Naqueles anos dourados em que a adolescência se aproximava, os hormônios estavam à flor da pele e começavam a mexer com a gurizada. Apesar dos sonhos mais apimentados havia um respeito enorme entre meninos e meninas e alguns namoricos começavam a se desenhar. As trocas de olhares tímidos, as perseguições silenciosas. Talvez estar perto da menina amada era o mais importante na história . Os tempos eram outros e a timidez não era só um problema meu.
Numa manhã de inverno, um colega de nome Jorge, levou para a sala de aula a página de uma revista pornográfica sueca, daquelas que só se via nas revisteiras e que vinha totalmente lacrada. Ou seja, pouca gente já tinha visto algo semelhante. Hoje é comum achar em qualquer site.

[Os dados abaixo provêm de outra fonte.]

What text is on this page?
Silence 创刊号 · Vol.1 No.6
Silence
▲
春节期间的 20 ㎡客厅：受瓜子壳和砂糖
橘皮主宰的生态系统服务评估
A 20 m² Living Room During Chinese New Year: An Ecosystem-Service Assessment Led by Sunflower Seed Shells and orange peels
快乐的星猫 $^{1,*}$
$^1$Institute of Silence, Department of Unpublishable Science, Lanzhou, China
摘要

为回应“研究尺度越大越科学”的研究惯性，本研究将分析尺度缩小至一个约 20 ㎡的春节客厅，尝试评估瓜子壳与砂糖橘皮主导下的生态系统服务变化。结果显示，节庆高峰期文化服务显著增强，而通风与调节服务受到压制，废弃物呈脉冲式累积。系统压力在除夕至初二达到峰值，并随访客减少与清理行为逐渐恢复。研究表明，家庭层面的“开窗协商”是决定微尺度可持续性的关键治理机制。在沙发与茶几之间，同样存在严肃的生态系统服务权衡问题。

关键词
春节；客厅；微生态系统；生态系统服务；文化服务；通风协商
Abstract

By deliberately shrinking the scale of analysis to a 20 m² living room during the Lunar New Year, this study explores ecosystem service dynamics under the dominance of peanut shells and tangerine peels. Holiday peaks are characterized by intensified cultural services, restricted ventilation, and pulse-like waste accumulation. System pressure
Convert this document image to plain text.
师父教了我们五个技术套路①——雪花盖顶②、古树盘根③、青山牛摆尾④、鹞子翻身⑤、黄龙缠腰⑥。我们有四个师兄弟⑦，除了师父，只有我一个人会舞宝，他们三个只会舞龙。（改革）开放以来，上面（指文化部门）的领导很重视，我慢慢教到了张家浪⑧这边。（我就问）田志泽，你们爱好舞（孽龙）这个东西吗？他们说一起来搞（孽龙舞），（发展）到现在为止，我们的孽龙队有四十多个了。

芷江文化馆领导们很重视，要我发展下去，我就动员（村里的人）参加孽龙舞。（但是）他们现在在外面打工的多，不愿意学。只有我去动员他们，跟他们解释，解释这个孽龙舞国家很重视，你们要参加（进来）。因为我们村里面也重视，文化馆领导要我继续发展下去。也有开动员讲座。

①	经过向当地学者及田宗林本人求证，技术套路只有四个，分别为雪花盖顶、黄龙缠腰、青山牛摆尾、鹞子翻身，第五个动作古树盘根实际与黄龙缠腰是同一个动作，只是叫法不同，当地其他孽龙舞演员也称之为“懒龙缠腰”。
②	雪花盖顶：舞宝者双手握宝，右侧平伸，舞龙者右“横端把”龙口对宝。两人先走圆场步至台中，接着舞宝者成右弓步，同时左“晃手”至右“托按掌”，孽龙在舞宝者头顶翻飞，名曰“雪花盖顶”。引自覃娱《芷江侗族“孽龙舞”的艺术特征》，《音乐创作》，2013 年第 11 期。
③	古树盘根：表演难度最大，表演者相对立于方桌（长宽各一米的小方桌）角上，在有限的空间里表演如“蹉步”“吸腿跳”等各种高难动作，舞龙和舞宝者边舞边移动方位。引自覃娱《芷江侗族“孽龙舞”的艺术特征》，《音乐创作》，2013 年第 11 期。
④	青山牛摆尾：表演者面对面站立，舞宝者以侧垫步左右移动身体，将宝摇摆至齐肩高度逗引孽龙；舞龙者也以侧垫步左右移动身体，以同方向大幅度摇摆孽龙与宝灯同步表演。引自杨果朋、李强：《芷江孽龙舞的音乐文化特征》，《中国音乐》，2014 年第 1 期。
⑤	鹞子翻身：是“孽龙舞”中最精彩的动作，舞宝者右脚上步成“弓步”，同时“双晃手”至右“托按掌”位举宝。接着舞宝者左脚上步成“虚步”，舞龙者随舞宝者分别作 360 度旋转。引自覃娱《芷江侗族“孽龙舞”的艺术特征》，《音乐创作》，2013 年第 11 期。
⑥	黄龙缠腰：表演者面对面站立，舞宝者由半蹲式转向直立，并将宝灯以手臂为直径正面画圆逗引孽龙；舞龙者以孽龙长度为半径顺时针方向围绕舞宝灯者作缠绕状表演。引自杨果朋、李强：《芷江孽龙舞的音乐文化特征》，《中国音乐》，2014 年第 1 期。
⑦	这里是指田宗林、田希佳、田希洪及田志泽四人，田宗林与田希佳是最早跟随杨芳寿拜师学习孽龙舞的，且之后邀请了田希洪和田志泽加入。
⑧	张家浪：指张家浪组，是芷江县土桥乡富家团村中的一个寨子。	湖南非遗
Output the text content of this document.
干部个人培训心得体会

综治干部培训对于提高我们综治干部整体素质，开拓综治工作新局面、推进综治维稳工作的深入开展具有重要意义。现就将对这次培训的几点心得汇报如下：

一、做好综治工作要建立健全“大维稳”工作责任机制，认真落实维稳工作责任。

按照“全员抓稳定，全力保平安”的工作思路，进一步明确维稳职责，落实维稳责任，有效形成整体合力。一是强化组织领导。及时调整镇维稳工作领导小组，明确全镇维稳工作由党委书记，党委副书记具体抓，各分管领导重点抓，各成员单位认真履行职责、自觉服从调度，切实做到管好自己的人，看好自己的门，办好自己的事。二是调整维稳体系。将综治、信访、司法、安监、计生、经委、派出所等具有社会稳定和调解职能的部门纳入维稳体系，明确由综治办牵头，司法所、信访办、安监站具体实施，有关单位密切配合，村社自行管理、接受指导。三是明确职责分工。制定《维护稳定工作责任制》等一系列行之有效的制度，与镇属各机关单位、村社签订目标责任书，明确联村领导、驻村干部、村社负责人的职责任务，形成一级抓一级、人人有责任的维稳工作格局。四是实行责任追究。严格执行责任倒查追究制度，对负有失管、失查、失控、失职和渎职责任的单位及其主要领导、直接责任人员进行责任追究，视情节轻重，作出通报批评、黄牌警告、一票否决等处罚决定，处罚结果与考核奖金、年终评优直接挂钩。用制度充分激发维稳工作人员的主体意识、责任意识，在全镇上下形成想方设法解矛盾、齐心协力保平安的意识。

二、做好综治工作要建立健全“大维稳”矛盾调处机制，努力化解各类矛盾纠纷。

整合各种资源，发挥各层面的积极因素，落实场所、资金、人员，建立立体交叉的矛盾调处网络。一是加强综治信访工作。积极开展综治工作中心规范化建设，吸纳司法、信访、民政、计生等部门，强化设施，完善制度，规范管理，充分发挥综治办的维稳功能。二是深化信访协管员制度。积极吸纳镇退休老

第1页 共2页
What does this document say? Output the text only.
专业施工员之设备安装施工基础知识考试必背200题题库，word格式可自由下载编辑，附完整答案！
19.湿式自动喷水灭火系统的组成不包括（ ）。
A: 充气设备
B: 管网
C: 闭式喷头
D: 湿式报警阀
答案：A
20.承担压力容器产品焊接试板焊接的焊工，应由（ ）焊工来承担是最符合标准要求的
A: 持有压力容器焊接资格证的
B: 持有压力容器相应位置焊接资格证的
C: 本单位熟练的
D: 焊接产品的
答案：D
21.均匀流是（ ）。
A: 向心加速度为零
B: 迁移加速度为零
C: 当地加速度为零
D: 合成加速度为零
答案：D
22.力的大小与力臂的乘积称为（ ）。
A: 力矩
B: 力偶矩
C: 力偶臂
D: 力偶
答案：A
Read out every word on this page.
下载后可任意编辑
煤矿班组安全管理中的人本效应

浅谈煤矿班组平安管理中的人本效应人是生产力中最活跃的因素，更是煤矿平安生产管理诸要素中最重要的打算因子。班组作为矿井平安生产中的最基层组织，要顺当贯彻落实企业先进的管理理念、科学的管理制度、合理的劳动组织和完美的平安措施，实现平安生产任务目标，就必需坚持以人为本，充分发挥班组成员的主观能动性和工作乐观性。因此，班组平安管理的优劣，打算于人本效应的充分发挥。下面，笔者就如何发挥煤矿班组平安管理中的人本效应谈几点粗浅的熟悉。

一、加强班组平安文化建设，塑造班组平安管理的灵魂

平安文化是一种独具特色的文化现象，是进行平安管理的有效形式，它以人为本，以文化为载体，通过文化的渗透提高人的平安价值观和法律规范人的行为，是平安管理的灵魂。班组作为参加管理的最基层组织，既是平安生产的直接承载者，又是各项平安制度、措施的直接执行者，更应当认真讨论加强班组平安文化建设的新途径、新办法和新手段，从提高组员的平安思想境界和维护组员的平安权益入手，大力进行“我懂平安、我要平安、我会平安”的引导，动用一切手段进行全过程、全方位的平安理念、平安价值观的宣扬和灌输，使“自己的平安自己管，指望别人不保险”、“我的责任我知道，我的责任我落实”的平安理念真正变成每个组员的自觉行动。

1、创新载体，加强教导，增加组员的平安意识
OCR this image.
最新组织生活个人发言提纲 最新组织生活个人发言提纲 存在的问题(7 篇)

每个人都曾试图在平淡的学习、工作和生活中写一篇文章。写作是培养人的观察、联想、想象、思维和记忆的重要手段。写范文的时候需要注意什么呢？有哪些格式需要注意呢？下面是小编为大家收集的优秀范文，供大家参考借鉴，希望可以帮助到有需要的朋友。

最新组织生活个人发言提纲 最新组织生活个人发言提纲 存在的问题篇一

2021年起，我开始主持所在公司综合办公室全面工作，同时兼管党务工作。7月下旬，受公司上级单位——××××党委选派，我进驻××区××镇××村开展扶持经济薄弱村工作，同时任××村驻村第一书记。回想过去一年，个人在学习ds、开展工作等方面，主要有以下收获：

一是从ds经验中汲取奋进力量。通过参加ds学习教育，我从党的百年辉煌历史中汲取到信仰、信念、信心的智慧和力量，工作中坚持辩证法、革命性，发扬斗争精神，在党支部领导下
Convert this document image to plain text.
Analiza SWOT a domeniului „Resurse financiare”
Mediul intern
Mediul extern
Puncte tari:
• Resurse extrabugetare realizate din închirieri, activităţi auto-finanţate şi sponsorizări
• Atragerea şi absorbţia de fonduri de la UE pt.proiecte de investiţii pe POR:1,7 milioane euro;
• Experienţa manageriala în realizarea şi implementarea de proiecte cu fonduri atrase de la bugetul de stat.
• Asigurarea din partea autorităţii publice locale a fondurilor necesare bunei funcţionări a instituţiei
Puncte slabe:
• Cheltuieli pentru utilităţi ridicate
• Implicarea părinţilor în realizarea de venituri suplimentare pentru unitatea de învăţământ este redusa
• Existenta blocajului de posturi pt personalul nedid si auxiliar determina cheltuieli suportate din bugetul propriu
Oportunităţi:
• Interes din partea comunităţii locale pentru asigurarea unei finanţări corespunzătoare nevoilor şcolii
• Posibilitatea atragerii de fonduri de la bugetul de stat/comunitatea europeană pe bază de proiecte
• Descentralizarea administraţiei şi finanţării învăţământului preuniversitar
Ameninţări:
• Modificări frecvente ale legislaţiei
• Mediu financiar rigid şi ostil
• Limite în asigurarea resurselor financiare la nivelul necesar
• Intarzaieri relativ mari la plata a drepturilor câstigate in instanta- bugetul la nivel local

Basta acessar a internet e você assiste a todo tipo de pornografia, inclusive vídeos de sexo explícito, mas na época não tínhamos acesso a nada disso. Na página da revista, uma mulher praticava sexo oral em um homem. Um outro colega, não lembro o nome, colocou a foto grudada na parede no fundo da sala.
Eis que surge na porta o professor de português e literatura, Osni Uber, o tigrão, já falecido, pegando a todos de surpresa, ou como diz a expressão, "com as calças na mão". Muito espirituoso e de uma inteligência ímpar foi até o fundo da sala, retirou a foto, colocou grudada na lousa e falou: - vamos fazer uma redação sobre isso que está aí!
Após fazer um discurso de reprimenda sobre a falta de vergonha e caráter de quem tinha levado aquilo, de autoafirmação, de hormônios e do quão desrespeitosos fomos com as meninas, ele se arrependeu e pediu que as gurias saíssem. Algumas choravam, e após a saída delas, continuou durante mais um tempo com sua feroz manifestação, ameaçando a turma de punição. Após o sermão começamos a fazer a redação sobre a foto com direito a título e tudo.
Só para lembrar a todos, estudávamos em um colégio salesiano. No dia seguinte, o padre Ervin, diretor da escola foi pedir aos alunos que não divulgassem o ocorrido, que iria manchar a reputação do colégio e tal. A cidade toda já sabia. No resumo da história, Jorge Farah, o aluno que levou a página e o colega que a colocou na parede, foram expulsos. As revistas, após rápida investigação, pertenciam ao pároco que após o trágico acontecimento foi realizar missas em outra paróquia de algum lugar qualquer.
O mundo daria muitas voltas e cada um foi estudar nas mais diversas universidades. Às vezes paro e me pergunto onde andam todos, o que estarão fazendo. Será que ainda tem essas recordações ou elas
se perderam em alguma página do livro da memória? Graças às redes sociais ainda converso com alguns e quase todos os anos encontro parte do grupo da escola. Nesses dias relembramos um pouco do passado, e rimos como se fôssemos aquelas crianças e adolescentes que ficaram eternizados em alguma foto, que viviam o presente a sua maneira e não tinham nenhum medo do futuro porque o futuro era uma interrogação e o presente uma dádiva.